Commercial fertilizers are tailor-made to boost plant growth. Indeed, lettuce grown using this form of nitrogen thrived. Urea-grown lettuce, not so much. “The plants grew, but they didn’t grow quite as well as if we had 100% reagent-grade chemicals,” Langenfeld says. 

This first round of experiments reveals that even without the issue of salty urine, human waste isn’t an ideal nitrogen source for plants. Put another way, Watney’s potatoes “would have grown, but they wouldn’t have been optimal,” Langenfeld explains.

Future flights 

This doesn’t mean that astronauts won’t be using their own waste to fertilize crops during future space missions. Instead, Massa says that this research suggests that astronauts will probably have to treat their waste before applying it to their crops, both for plant health and human safety. This might mean chemically converting urea into a form of nitrogen that plants like better. 

Similar biological systems occur on Earth. The hard part is replicating these systems in space. “Trying to customize what’s evolved over millions of years [on a smaller scale] is a great challenge,” Massa says. “I think we can do it, but it will take a lot of work.”

Why invest so much time, energy, and money into growing food in space? There are a variety of reasons, Massa says. Plants provide whole-food nutrition that astronauts will need during deep-space travel. NASA has also found that astronauts report better mental and physical health while working on plant projects on the ISS.  

NASA astronauts Jessica Watkins and Bob Hines test soilless hydroponic and aeroponic methods to grow plants. Photo courtesy of NASA (reproduced under this license: https://creativecommons.org/licenses/by-nc-nd/2.0/deed.en).

“Astronauts tend not to eat enough. It’s like eating plane food all the time,” Gilroy says. NASA hopes that fresh fruits and vegetables on longer-term missions will create enough variety that astronauts will eat and stay mentally fit. On the ISS, astronauts have already noted that fresh produce is “a big deal,” Gilroy says. 

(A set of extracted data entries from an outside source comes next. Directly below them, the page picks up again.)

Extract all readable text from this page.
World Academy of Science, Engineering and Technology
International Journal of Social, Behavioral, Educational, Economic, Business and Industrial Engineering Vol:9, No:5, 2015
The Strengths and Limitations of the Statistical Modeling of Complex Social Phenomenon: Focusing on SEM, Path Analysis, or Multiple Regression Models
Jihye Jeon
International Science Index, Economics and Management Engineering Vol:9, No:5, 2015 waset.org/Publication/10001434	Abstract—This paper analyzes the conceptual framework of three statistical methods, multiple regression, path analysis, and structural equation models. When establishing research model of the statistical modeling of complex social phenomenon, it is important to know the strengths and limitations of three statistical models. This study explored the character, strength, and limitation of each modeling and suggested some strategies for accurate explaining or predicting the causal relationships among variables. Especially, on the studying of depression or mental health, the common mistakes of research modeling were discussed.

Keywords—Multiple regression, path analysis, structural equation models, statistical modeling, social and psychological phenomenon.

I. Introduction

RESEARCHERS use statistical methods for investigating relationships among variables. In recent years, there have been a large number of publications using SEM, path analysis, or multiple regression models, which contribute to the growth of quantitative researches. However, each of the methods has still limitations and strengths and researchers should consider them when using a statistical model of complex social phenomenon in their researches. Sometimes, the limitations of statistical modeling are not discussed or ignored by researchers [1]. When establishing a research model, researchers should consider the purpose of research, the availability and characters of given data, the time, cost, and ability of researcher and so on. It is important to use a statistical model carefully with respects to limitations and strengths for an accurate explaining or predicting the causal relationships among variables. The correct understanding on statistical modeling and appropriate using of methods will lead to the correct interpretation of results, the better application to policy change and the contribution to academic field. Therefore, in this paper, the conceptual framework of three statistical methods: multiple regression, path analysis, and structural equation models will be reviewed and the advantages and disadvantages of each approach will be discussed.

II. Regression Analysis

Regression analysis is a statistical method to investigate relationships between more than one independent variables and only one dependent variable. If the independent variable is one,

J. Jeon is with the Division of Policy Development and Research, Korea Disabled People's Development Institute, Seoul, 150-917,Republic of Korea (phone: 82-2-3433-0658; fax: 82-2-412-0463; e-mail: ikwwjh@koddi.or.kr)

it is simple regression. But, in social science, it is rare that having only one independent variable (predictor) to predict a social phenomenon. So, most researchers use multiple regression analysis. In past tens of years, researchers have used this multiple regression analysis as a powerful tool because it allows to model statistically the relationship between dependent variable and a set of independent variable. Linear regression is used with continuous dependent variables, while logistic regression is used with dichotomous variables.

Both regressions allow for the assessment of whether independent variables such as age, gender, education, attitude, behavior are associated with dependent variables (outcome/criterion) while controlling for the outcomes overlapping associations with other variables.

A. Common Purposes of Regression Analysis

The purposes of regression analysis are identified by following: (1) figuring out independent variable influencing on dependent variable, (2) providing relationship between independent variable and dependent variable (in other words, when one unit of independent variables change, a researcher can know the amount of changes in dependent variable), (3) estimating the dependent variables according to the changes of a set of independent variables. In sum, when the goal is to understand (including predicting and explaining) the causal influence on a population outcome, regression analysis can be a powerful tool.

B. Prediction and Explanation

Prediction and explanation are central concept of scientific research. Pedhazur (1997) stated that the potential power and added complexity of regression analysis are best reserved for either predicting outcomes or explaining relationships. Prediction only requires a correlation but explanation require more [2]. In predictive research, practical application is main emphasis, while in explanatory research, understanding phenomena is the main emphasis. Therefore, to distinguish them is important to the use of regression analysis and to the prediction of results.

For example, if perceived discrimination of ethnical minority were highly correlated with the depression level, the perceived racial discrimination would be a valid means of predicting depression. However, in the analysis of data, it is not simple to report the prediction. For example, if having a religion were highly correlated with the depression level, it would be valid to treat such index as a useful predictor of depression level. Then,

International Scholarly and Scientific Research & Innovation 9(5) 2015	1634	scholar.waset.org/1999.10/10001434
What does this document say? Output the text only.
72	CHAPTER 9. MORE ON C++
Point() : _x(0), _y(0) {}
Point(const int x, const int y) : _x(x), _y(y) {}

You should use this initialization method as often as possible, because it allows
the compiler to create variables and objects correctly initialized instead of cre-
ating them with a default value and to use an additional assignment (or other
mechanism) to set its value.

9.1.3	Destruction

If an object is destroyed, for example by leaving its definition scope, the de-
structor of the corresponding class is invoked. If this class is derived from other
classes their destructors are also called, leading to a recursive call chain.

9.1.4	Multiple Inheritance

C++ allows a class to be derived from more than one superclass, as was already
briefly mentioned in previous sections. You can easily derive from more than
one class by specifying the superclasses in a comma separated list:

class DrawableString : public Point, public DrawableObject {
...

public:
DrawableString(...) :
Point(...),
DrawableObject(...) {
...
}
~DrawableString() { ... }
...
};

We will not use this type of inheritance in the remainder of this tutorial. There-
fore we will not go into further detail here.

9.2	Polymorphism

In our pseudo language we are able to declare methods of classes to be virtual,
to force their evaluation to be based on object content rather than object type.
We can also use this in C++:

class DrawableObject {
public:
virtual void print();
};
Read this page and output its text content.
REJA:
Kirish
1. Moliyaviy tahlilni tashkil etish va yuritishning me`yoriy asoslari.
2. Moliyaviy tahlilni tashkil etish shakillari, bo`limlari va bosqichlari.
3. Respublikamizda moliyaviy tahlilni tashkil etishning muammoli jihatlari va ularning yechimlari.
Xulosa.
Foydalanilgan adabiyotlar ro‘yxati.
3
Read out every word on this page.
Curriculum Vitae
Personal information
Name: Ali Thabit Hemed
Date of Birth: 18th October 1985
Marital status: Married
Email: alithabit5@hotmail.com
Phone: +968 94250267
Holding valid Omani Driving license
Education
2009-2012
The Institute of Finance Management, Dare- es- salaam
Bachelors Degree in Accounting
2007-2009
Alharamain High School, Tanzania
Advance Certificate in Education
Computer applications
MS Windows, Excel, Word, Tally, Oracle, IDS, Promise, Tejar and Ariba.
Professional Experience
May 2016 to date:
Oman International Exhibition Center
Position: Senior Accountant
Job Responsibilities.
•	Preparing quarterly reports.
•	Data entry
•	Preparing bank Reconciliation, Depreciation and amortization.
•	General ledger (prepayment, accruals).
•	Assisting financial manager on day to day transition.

Advances in space agriculture could one day benefit farmers back on Earth. Research suggests that around half of nitrogen applied to fields is lost into the atmosphere or into waterways where it contributes to eutrophication. Meanwhile, the nitrogen-making industry currently contributes around 2% of all greenhouse gas emissions every year. Making nitrogen recycling more efficient in space, “could be a big benefit” to Earth, Langenfeld says. 

Those advances may be a long way off. Scientists have only studied space agriculture for the last 70 or so years. “That’s a short period of time to work out what happens in such a weird environment” compared with the thousands of years humans have grown food on Earth, Gilroy says.

Massa is hoping to learn more during the upcoming Artemis III missions. She is part of a team putting together a payload called Lunar Effects on Agricultural Flora (LEAF) to grow microgreens, Arabidopsis, and duckweed on the lunar surface. If manifested for flight, the project will help astronauts and scientists understand how plants will handle lunar radiation, gravity, and the lower pressure systems of space stations. 

Researchers like Massa think it’s only a matter of time. “Whenever humans have explored throughout history, they’ve brought plants they need with them,” she says. “I don’t think it’ll be any different for space exploration.”